I wonder why Clintonians did not scream bloody murder at the distortions and negativity in this film. Of course, it would be silly to say that Democrats possess a more highly refined sense of irony or a greater ability to accept moral ambiguity. But it is instructive to think of the difference in public reception of both films.
What type of portrayal would satisfy Reaganites? Hagiography? Well, I got news for you guys–that type of portrayal wouldn’t even play on CSPAN let alone Showtime. Primary Colors was terrific entertainment because it was a warts and all portrayal. I have no doubt that the creative team behind the Reagan picture will create an equally riveting portrayal of the Reagans.
Anyone who’s seen the Judy Garland biopic produced by the same folks undertstands that they know how to portray deeply flawed characters who’ve made supreme contributions to society. In this film, Judy Garland is a gifted entertainer possessing deep flaws fueled by childhood fame, drugs and alcohol. I have no doubt that the Reagans would’ve come across in precisely the same fashion: as compelling, but flawed characters.

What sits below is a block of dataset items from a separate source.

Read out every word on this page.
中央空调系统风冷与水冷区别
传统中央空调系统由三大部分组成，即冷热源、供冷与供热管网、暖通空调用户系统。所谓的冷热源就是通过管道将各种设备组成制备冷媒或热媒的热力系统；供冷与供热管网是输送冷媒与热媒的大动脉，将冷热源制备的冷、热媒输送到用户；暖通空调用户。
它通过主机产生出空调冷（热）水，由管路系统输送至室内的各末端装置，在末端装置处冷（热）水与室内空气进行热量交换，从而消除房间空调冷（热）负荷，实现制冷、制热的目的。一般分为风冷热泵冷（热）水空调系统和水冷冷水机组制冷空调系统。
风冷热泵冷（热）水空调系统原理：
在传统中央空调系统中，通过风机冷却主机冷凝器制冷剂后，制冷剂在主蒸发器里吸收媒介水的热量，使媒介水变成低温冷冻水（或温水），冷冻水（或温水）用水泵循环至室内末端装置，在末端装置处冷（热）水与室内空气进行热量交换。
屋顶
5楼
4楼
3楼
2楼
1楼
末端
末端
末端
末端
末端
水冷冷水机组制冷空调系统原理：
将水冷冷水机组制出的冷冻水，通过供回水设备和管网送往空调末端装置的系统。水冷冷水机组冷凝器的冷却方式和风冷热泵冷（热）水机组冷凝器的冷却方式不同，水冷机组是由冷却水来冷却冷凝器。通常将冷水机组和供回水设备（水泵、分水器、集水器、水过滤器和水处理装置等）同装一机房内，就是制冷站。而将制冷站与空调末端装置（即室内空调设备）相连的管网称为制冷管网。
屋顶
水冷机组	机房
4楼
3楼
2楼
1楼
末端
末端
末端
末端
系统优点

So I have a final invitation to my Reaganite friends, come join me and my wife in our living room to screen the film when it broadcasts on Showtime. But I do have one condition: you can’t say anything negative about the film until you’ve heard the absolute last line of dialogue. But it might be too hard for you all to muzzle it: anything less than sainthood is unacceptable for you in a portrayal of your political heroes. As for me, given a choice between saintliness and flesh and blood people I’ll choose flesh and blood every time.